• Jun

Preparing little ones for big school: A childminder’s guide

Preparing little ones for big school: A childminder’s guide

As September approaches, so does a significant milestone for many of the little ones in our care—their first day at primary school. This transition from a childminding setting to a more structured school environment is an exciting time, but it’s also filled with new challenges and emotions, not just for the children but for us childminders too. We’ve nurtured them and watched them grow, and now, it’s time to prepare them (and ourselves!) for their next big adventure.

Here’s how we can make this transition as smooth as possible:

1. Understand and address emotions

Starting school can evoke a mix of emotions in children—excitement, curiosity, anxiety, and even fear. It’s crucial to recognise and address these feelings. Encourage children to express what they’re feeling about starting school. Use storybooks about starting school to introduce the topic and help children understand that their feelings are normal.

For us as childminders, saying goodbye can be bittersweet. It’s okay to share a little of our feelings with them, showing that it’s natural to miss someone but also exciting to see them grow and move on to new experiences.

2. Encourage independence

Many childminders, like yourselves, already do a fantastic job encouraging independence among the little ones in your care. As a gentle reminder, and to further ease the transition to primary school, here are some focused ways to reinforce these valuable skills:
– Self-care skills: Encourage children to manage their own clothing, teaching them to put on their shoes and coats, and manage zips and buttons.
– Mealtime independence: Practice using utensils properly and opening lunch boxes and snack containers that they might use at school.
– Toilet training: It’s crucial, especially considering recent findings published by The Guardian stating that one in four school starters are not toilet trained. Supporting children to become fully toilet trained can significantly boost their confidence and independence as they start school.

3. Establish routines

School life is structured around routines. Helping children adapt to this change can start with establishing simple routines in our setting:
– Set times for specific activities, such as reading or quiet time, which can mirror the school’s schedule.
– Visual schedules: Use pictures to show the daily schedule, which helps children understand what comes next and gives them a sense of security.

4. Support learning at home

Partner with parents to ensure learning and preparedness continue at home:
– Discuss the child’s progress and areas that need attention, offering parents tips on how they can help.
– Share activities and resources that parents can do at home to reinforce skills like counting, letter recognition, and following instructions.

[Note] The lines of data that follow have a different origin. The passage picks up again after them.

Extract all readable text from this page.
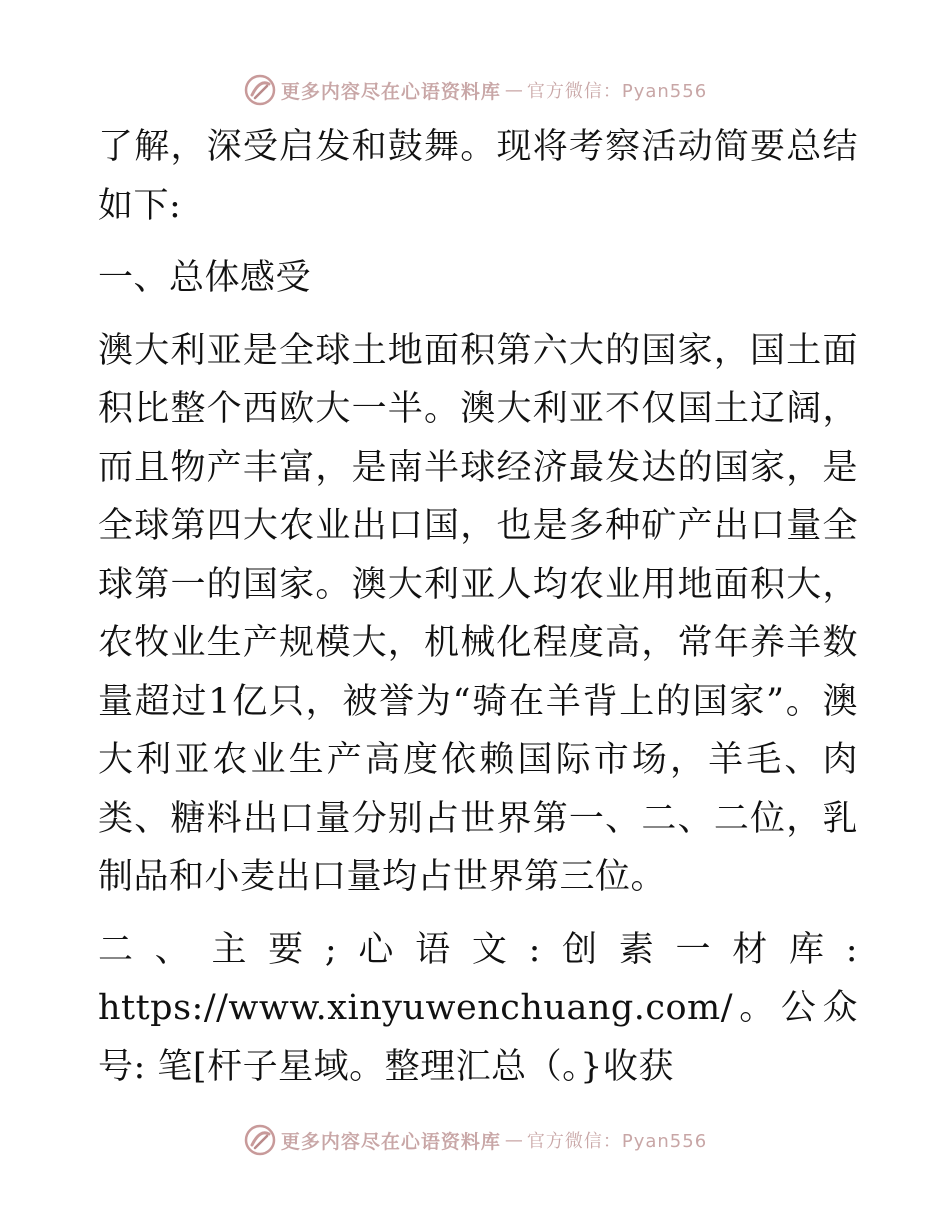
更多内容尽在心语资料库 — 官方微信：Pyan556

了解，深受启发和鼓舞。现将考察活动简要总结如下:

一、总体感受

澳大利亚是全球土地面积第六大的国家，国土面积比整个西欧大一半。澳大利亚不仅国土辽阔，而且物产丰富，是南半球经济最发达的国家，是全球第四大农业出口国，也是多种矿产出口量全球第一的国家。澳大利亚人均农业用地面积大，农牧业生产规模大，机械化程度高，常年养羊数量超过1亿只，被誉为“骑在羊背上的国家”。澳大利亚农业生产高度依赖国际市场，羊毛、肉类、糖料出口量分别占世界第一、二、二位，乳制品和小麦出口量均占世界第三位。

二、主要;心语文:创素一材库: https://www.xinyuwenchuang.com/。公众号: 笔[杆子星域。整理汇总（。}收获

更多内容尽在心语资料库 — 官方微信：Pyan556
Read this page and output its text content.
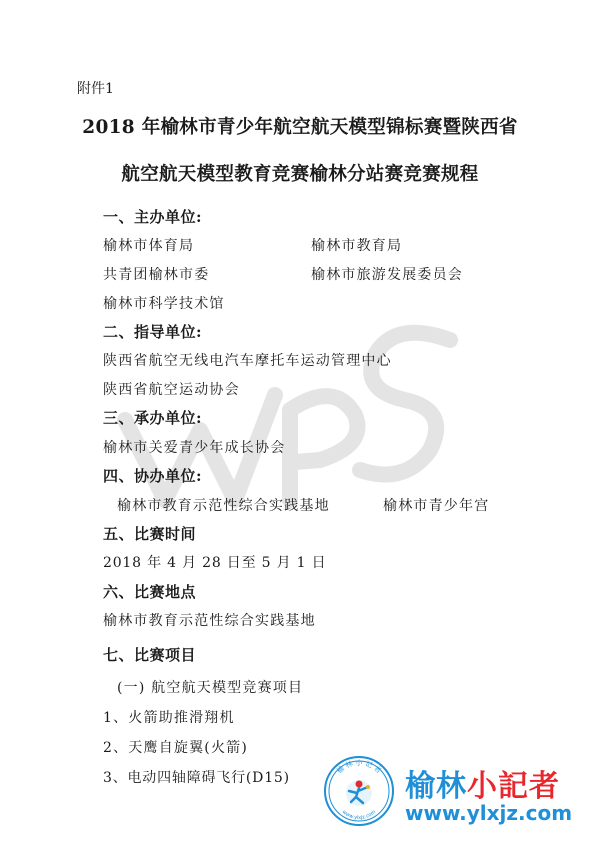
WPS
附件1
2018 年榆林市青少年航空航天模型锦标赛暨陕西省
航空航天模型教育竞赛榆林分站赛竞赛规程
一、主办单位:
榆林市体育局	榆林市教育局
共青团榆林市委	榆林市旅游发展委员会
榆林市科学技术馆
二、指导单位:
陕西省航空无线电汽车摩托车运动管理中心
陕西省航空运动协会
三、承办单位:
榆林市关爱青少年成长协会
四、协办单位:
榆林市教育示范性综合实践基地	榆林市青少年宫
五、比赛时间
2018 年 4 月 28 日至 5 月 1 日
六、比赛地点
榆林市教育示范性综合实践基地
七、比赛项目
(一) 航空航天模型竞赛项目
1、火箭助推滑翔机
2、天鹰自旋翼(火箭)
3、电动四轴障碍飞行(D15)
榆 林 小 记 者
www.ylxjz.com
榆林小記者
www.ylxjz.com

5. Addressing broader challenges in school readiness

Research from the early-years charity Kindred2 published earlier this year highlights the growing challenges in school readiness. According to their survey of 1,000 primary school staff, many educators feel that the problems with school readiness had worsened over the previous 18 months. Nearly half of the children struggle to sit still, a significant number find it difficult to play or share with others, and many are not proficient in basic self-care skills like dressing or eating independently. Interestingly, 28% of children are misusing books, swiping or tapping them as though they were digital devices. This highlights the critical role childminders can play in reinforcing foundational skills that are, sadly, increasingly overlooked.

6. Keep it light and fun

While education and routines are crucial, keeping this period light and fun is important. Celebrate this upcoming change as an exciting new adventure. Perhaps throw a “starting school” party, or create a countdown calendar with fun activities.

This transition is a milestone, and though we’ll miss our little charges, we have equipped them for this next big step. Let’s send them off with confidence, knowing we’ve done our best to prepare them for the world of primary school. Each small step we take with them now can make a big difference in easing their way into this new journey.